Georg Wilhelm Friedrich Hegel
My colleague Michael Lind — who is Senior Fellow and Director of the New America Foundation’s American Infrastructure Initiative — offered some thoughts on what the future might look like over at The New Republic‘s “The Plank“.
His entire, short essay deserves a read, but I particularly liked this last section, and particularly found the last paragraph intriguing:
The U.S. economy a decade from now may be dominated by a few huge universal banks and a small number of gigantic corporations, all of them “too big to fail.” In return for implicit government bail-out guarantees, these swollen private-sector Leviathans will abandon “greed is good” rhetoric for noble sentiments about corporate responsibility.
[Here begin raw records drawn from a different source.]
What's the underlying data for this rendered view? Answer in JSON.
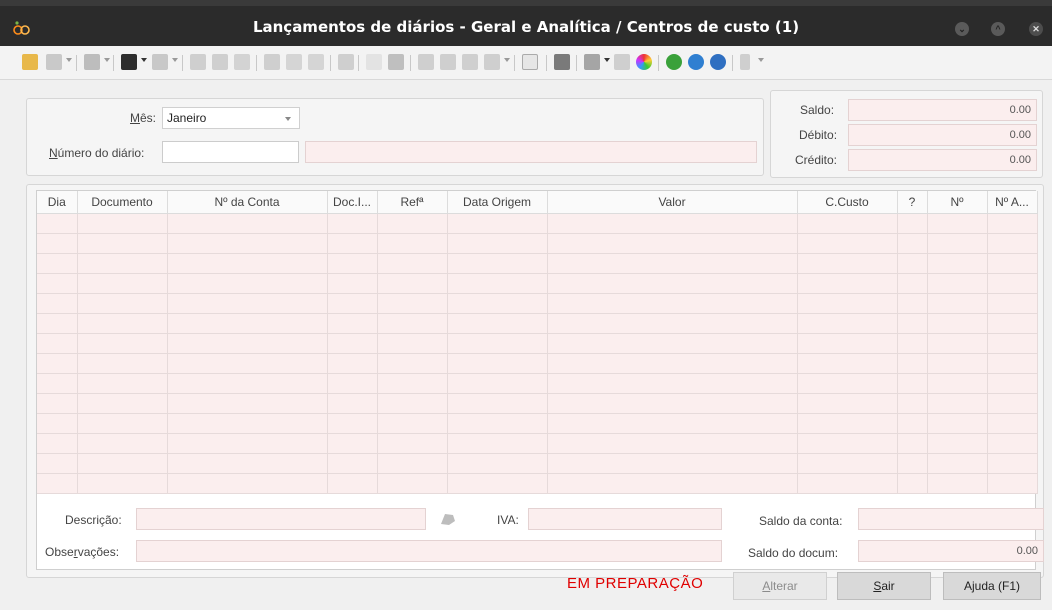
{
  "window": {
    "title": "Lançamentos de diários - Geral e Analítica / Centros de custo (1)",
    "buttons": {
      "minimize": "⌄",
      "maximize": "^",
      "close": "✕"
    }
  },
  "header": {
    "mes_label_u": "M",
    "mes_label_rest": "ês:",
    "mes_value": "Janeiro",
    "numero_label_u": "N",
    "numero_label_rest": "úmero do diário:",
    "numero_value": "",
    "numero_desc": ""
  },
  "totals": {
    "saldo_label": "Saldo:",
    "saldo_value": "0.00",
    "debito_label": "Débito:",
    "debito_value": "0.00",
    "credito_label": "Crédito:",
    "credito_value": "0.00"
  },
  "grid": {
    "columns": [
      "Dia",
      "Documento",
      "Nº da Conta",
      "Doc.I...",
      "Refª",
      "Data Origem",
      "Valor",
      "C.Custo",
      "?",
      "Nº",
      "Nº A..."
    ],
    "row_count": 14
  },
  "footer": {
    "descricao_label": "Descrição:",
    "observacoes_pre": "Obse",
    "observacoes_u": "r",
    "observacoes_post": "vações:",
    "iva_label": "IVA:",
    "saldo_conta_label": "Saldo da conta:",
    "saldo_conta_value": "",
    "saldo_docum_label": "Saldo do docum:",
    "saldo_docum_value": "0.00",
    "status_text": "EM PREPARAÇÃO"
  },
  "buttons": {
    "alterar_u": "A",
    "alterar_rest": "lterar",
    "sair_u": "S",
    "sair_rest": "air",
    "ajuda_label": "Ajuda (F1)"
  },
  "colors": {
    "status_red": "#e00000",
    "field_pink": "#fbeeee",
    "titlebar": "#2b2b2b"
  }
}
The emerging system might be called “lemon corporatism.” A managerial state dominated by oligopolies and monopolies, where government encourages employer paternalism as an alternative to public welfare spending, would resemble contemporary Japan and the dystopian America of “Rollerball.”
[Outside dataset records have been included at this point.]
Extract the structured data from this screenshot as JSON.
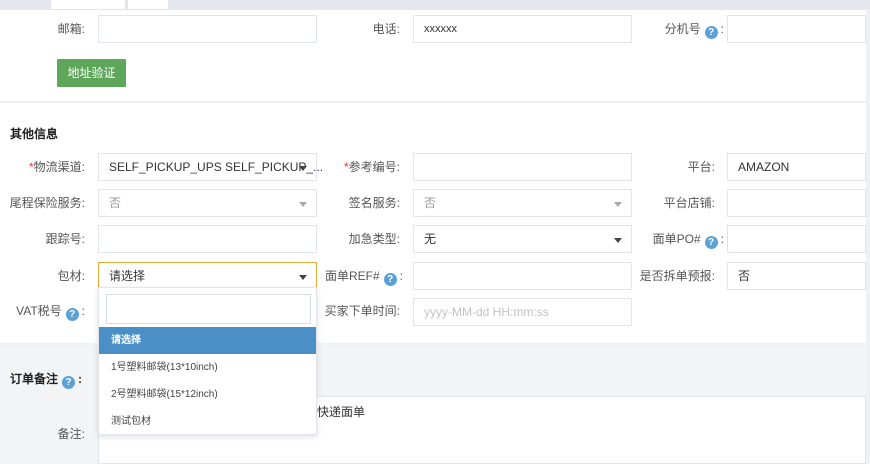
{
  "contact": {
    "email_label": "邮箱:",
    "email_value": "",
    "phone_label": "电话:",
    "phone_value": "xxxxxx",
    "ext_label": "分机号",
    "ext_colon": ":",
    "ext_value": "",
    "verify_button": "地址验证"
  },
  "other_info": {
    "title": "其他信息",
    "channel_label": "物流渠道:",
    "channel_value": "SELF_PICKUP_UPS SELF_PICKUP_...",
    "ref_label": "参考编号:",
    "ref_value": "",
    "platform_label": "平台:",
    "platform_value": "AMAZON",
    "insurance_label": "尾程保险服务:",
    "insurance_value": "否",
    "signature_label": "签名服务:",
    "signature_value": "否",
    "store_label": "平台店铺:",
    "store_value": "",
    "tracking_label": "跟踪号:",
    "tracking_value": "",
    "urgent_label": "加急类型:",
    "urgent_value": "无",
    "po_label": "面单PO#",
    "po_colon": ":",
    "po_value": "",
    "material_label": "包材:",
    "material_value": "请选择",
    "facesheet_ref_label": "面单REF#",
    "facesheet_ref_colon": ":",
    "facesheet_ref_value": "",
    "split_label": "是否拆单预报:",
    "split_value": "否",
    "vat_label": "VAT税号",
    "vat_colon": ":",
    "order_time_label": "买家下单时间:",
    "order_time_placeholder": "yyyy-MM-dd HH:mm:ss"
  },
  "material_dropdown": {
    "search_value": "",
    "options": [
      {
        "label": "请选择",
        "selected": true
      },
      {
        "label": "1号塑料邮袋(13*10inch)",
        "selected": false
      },
      {
        "label": "2号塑料邮袋(15*12inch)",
        "selected": false
      },
      {
        "label": "测试包材",
        "selected": false
      }
    ]
  },
  "order_remarks": {
    "title": "订单备注",
    "title_colon": ":",
    "remark_label": "备注:",
    "remark_text": "快递面单"
  },
  "colors": {
    "accent_green": "#5ea75a",
    "highlight_blue": "#4a90c6",
    "required_red": "#e33",
    "focus_orange": "#e8a93b",
    "help_icon_blue": "#5ba0d8"
  },
  "icons": {
    "help": "question-circle-icon",
    "select": "caret-down-icon"
  }
}
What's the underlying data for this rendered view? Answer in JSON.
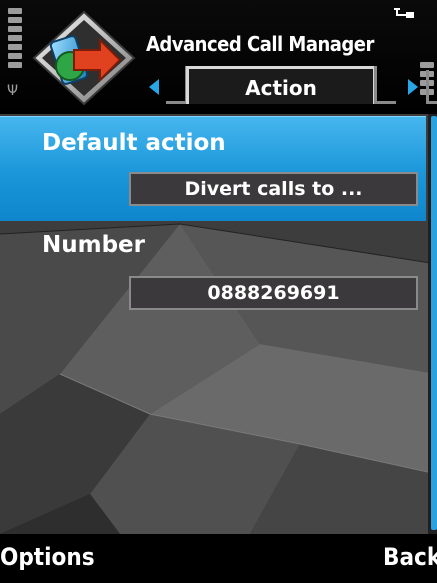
{
  "app": {
    "title": "Advanced Call Manager"
  },
  "tabs": {
    "active_label": "Action"
  },
  "form": {
    "default_action_label": "Default action",
    "default_action_value": "Divert calls to ...",
    "number_label": "Number",
    "number_value": "0888269691"
  },
  "softkeys": {
    "left": "Options",
    "right": "Back"
  },
  "icons": {
    "signal": "signal-strength-icon",
    "battery": "battery-level-icon",
    "data": "packet-data-icon",
    "app": "call-manager-app-icon",
    "tab_prev": "tab-prev-arrow-icon",
    "tab_next": "tab-next-arrow-icon"
  },
  "colors": {
    "selection": "#1a96d9",
    "accent": "#28a7e6",
    "value_box": "#3b393b"
  }
}
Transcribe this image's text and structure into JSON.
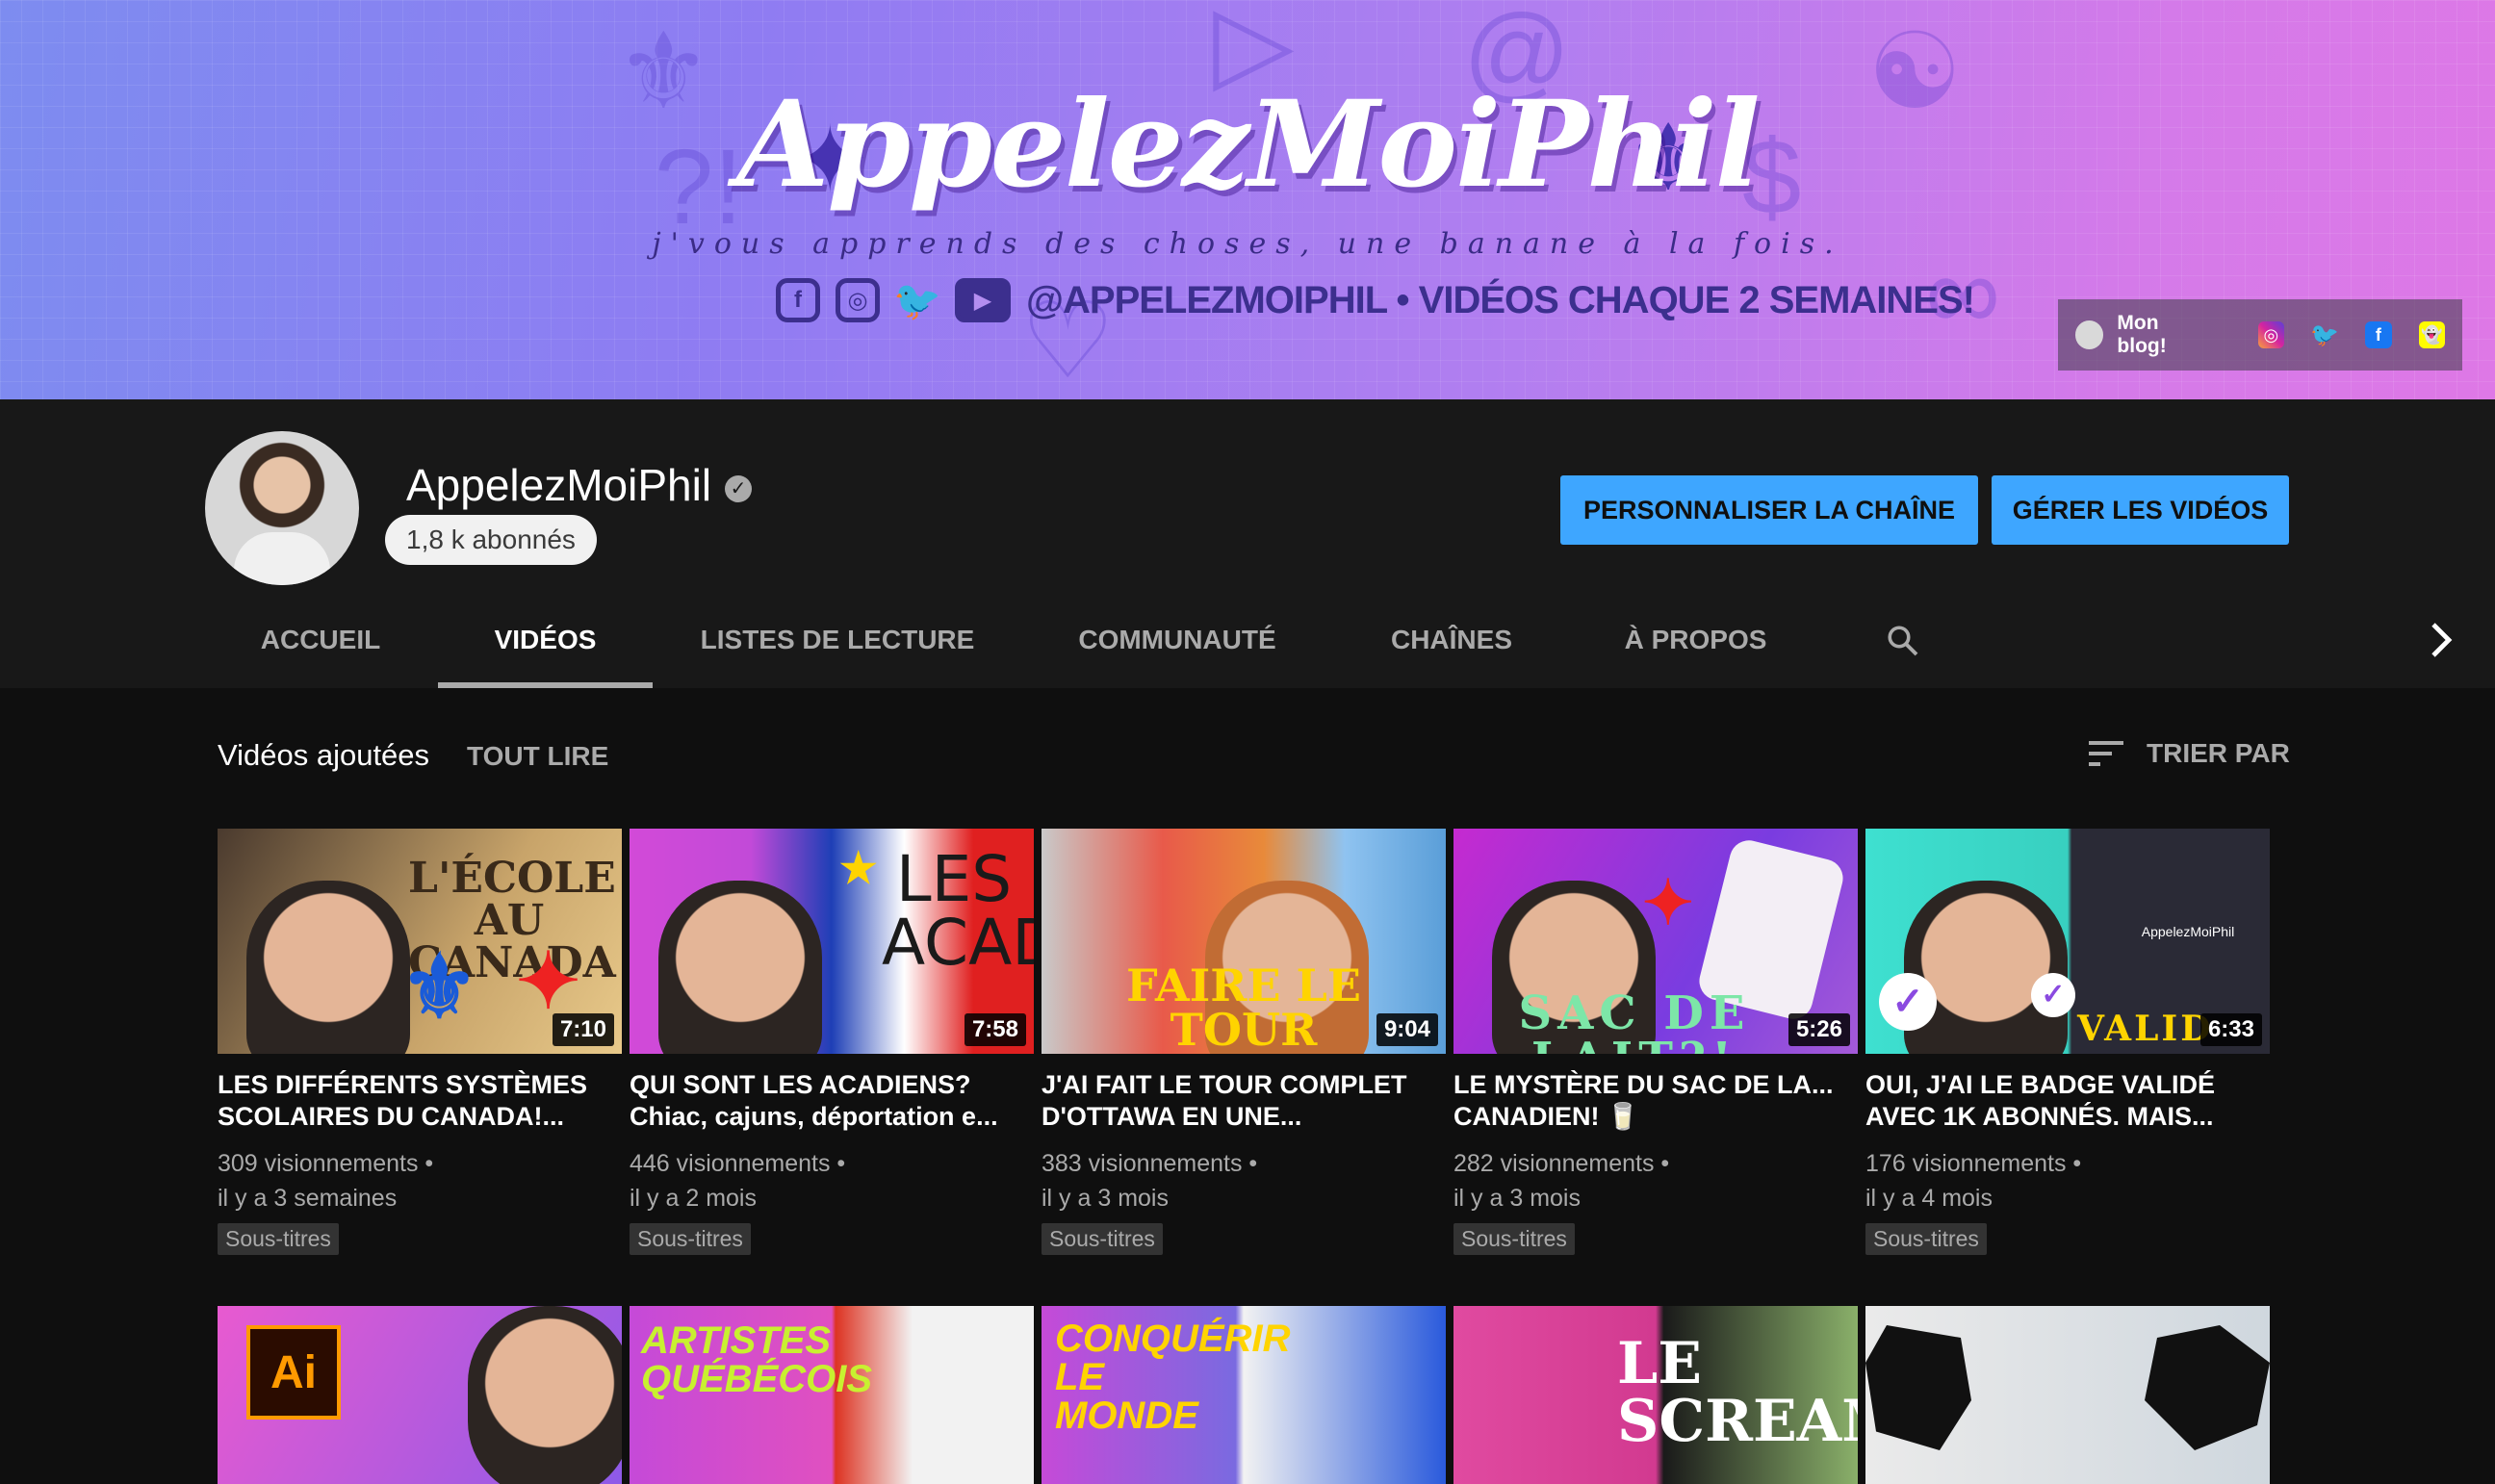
{
  "banner": {
    "title": "AppelezMoiPhil",
    "tagline": "j'vous apprends des choses, une banane à la fois.",
    "social_text": "@APPELEZMOIPHIL • VIDÉOS CHAQUE 2 SEMAINES!",
    "links_label": "Mon blog!"
  },
  "channel": {
    "name": "AppelezMoiPhil",
    "subscribers": "1,8 k abonnés",
    "customize_label": "PERSONNALISER LA CHAÎNE",
    "manage_label": "GÉRER LES VIDÉOS"
  },
  "tabs": [
    {
      "label": "ACCUEIL"
    },
    {
      "label": "VIDÉOS"
    },
    {
      "label": "LISTES DE LECTURE"
    },
    {
      "label": "COMMUNAUTÉ"
    },
    {
      "label": "CHAÎNES"
    },
    {
      "label": "À PROPOS"
    }
  ],
  "section": {
    "title": "Vidéos ajoutées",
    "play_all": "TOUT LIRE",
    "sort": "TRIER PAR"
  },
  "videos": [
    {
      "title": "LES DIFFÉRENTS SYSTÈMES SCOLAIRES DU CANADA!...",
      "views": "309 visionnements •",
      "age": "il y a 3 semaines",
      "badge": "Sous-titres",
      "duration": "7:10",
      "overlay": "L'ÉCOLE AU CANADA"
    },
    {
      "title": "QUI SONT LES ACADIENS? Chiac, cajuns, déportation e...",
      "views": "446 visionnements •",
      "age": "il y a 2 mois",
      "badge": "Sous-titres",
      "duration": "7:58",
      "overlay": "LES ACADIENS"
    },
    {
      "title": "J'AI FAIT LE TOUR COMPLET D'OTTAWA EN UNE...",
      "views": "383 visionnements •",
      "age": "il y a 3 mois",
      "badge": "Sous-titres",
      "duration": "9:04",
      "overlay": "FAIRE LE TOUR D'OTTAWA"
    },
    {
      "title": "LE MYSTÈRE DU SAC DE LA... CANADIEN! 🥛",
      "views": "282 visionnements •",
      "age": "il y a 3 mois",
      "badge": "Sous-titres",
      "duration": "5:26",
      "overlay": "SAC DE LAIT?!"
    },
    {
      "title": "OUI, J'AI LE BADGE VALIDÉ AVEC 1K ABONNÉS. MAIS...",
      "views": "176 visionnements •",
      "age": "il y a 4 mois",
      "badge": "Sous-titres",
      "duration": "6:33",
      "overlay": "VALID"
    }
  ],
  "row2_overlays": [
    "Ai",
    "ARTISTES QUÉBÉCOIS",
    "CONQUÉRIR LE MONDE",
    "LE SCREAMER",
    ""
  ],
  "colors": {
    "background": "#0f0f0f",
    "header": "#181818",
    "accent_button": "#3ea6ff",
    "muted_text": "#aaaaaa"
  }
}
Barring new, unavoidable conflicts, the Pentagon is also likely to be downsized, following the reduction of the U.S. efforts in Iraq and Afghanistan. The U.S. will remain the leading great power, but there will be no new American century, nor will Europe, hit even worse than the U.S., be a plausible partner in a Pax Atlantica. As in the 1970s, the U.S. will find itself in a multipolar world, struggling in both the commercial and the military arenas.
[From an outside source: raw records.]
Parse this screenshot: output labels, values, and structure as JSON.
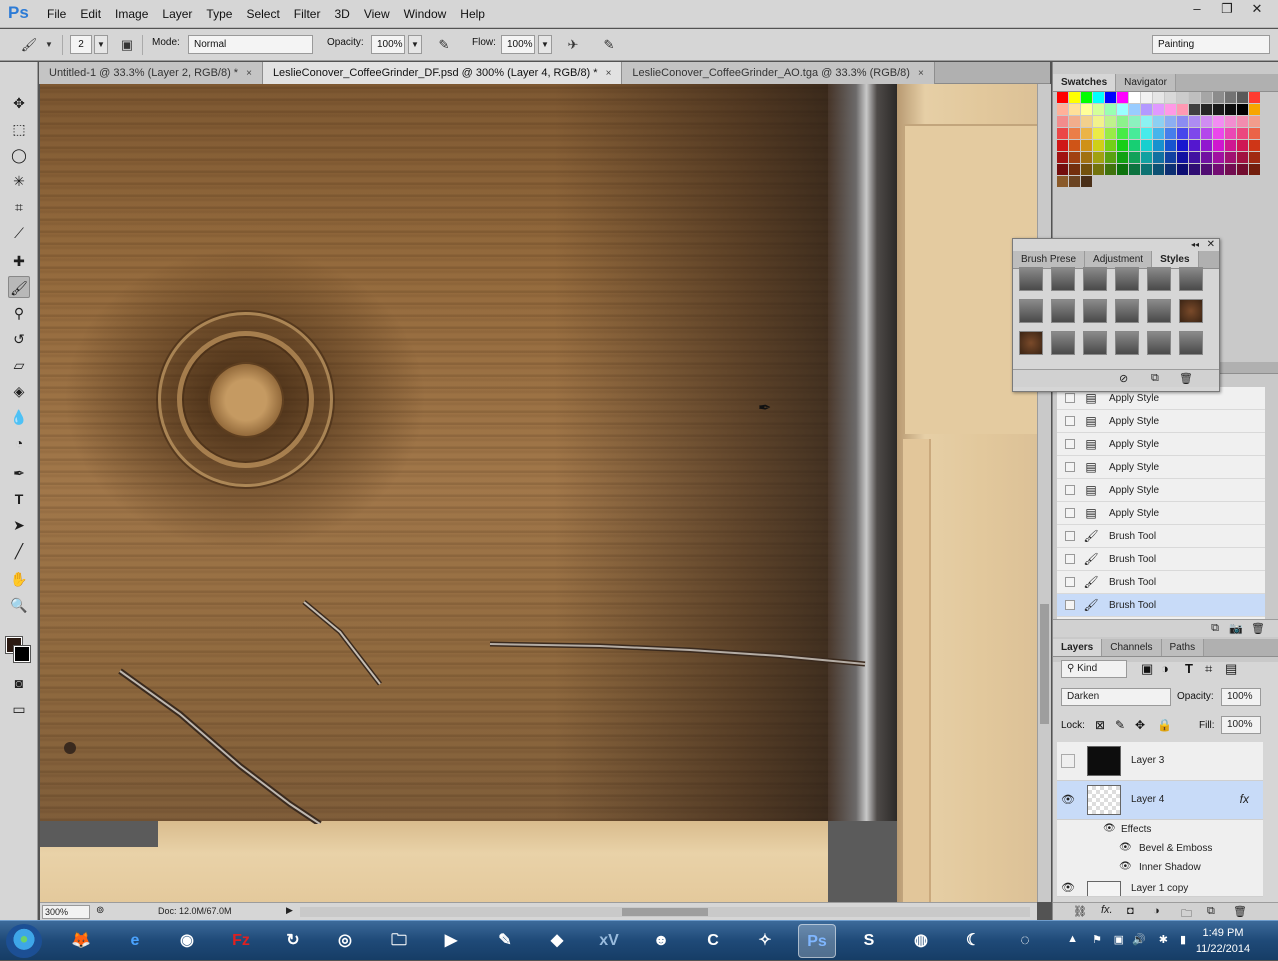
{
  "app": {
    "logo": "Ps"
  },
  "menu": [
    "File",
    "Edit",
    "Image",
    "Layer",
    "Type",
    "Select",
    "Filter",
    "3D",
    "View",
    "Window",
    "Help"
  ],
  "window_controls": {
    "minimize": "–",
    "restore": "❐",
    "close": "✕"
  },
  "options": {
    "brush_size": "2",
    "mode_label": "Mode:",
    "mode_value": "Normal",
    "opacity_label": "Opacity:",
    "opacity_value": "100%",
    "flow_label": "Flow:",
    "flow_value": "100%",
    "workspace": "Painting"
  },
  "tabs": [
    {
      "label": "Untitled-1 @ 33.3% (Layer 2, RGB/8) *",
      "close": "×"
    },
    {
      "label": "LeslieConover_CoffeeGrinder_DF.psd @ 300% (Layer 4, RGB/8) *",
      "close": "×"
    },
    {
      "label": "LeslieConover_CoffeeGrinder_AO.tga @ 33.3% (RGB/8)",
      "close": "×"
    }
  ],
  "status": {
    "zoom": "300%",
    "doc": "Doc: 12.0M/67.0M"
  },
  "panels": {
    "swatches_tabs": [
      "Swatches",
      "Navigator"
    ],
    "styles_tabs": [
      "Brush Prese",
      "Adjustment",
      "Styles"
    ],
    "history_items": [
      {
        "label": "Apply Style",
        "icon": "document-icon"
      },
      {
        "label": "Apply Style",
        "icon": "document-icon"
      },
      {
        "label": "Apply Style",
        "icon": "document-icon"
      },
      {
        "label": "Apply Style",
        "icon": "document-icon"
      },
      {
        "label": "Apply Style",
        "icon": "document-icon"
      },
      {
        "label": "Apply Style",
        "icon": "document-icon"
      },
      {
        "label": "Brush Tool",
        "icon": "brush-icon"
      },
      {
        "label": "Brush Tool",
        "icon": "brush-icon"
      },
      {
        "label": "Brush Tool",
        "icon": "brush-icon"
      },
      {
        "label": "Brush Tool",
        "icon": "brush-icon"
      }
    ],
    "layers_tabs": [
      "Layers",
      "Channels",
      "Paths"
    ],
    "kind_label": "Kind",
    "blend_mode": "Darken",
    "opacity_label": "Opacity:",
    "opacity_value": "100%",
    "lock_label": "Lock:",
    "fill_label": "Fill:",
    "fill_value": "100%",
    "layers": [
      {
        "name": "Layer 3"
      },
      {
        "name": "Layer 4",
        "fx": "fx"
      }
    ],
    "effects_label": "Effects",
    "effects": [
      "Bevel & Emboss",
      "Inner Shadow"
    ],
    "last_layer": "Layer 1 copy"
  },
  "taskbar": {
    "time": "1:49 PM",
    "date": "11/22/2014"
  }
}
Hegel called this kind of irony “the cunning of history.” Beginning in the 1970s, libertarians and neoliberals promised that deregulation would produce a borderless utopia for small enterprises and entrepreneurs. Instead, the result of free market fundamentalism is a global financial collapse that may produce an America with bigger government, more paternalism, and a financial and corporate oligopoly.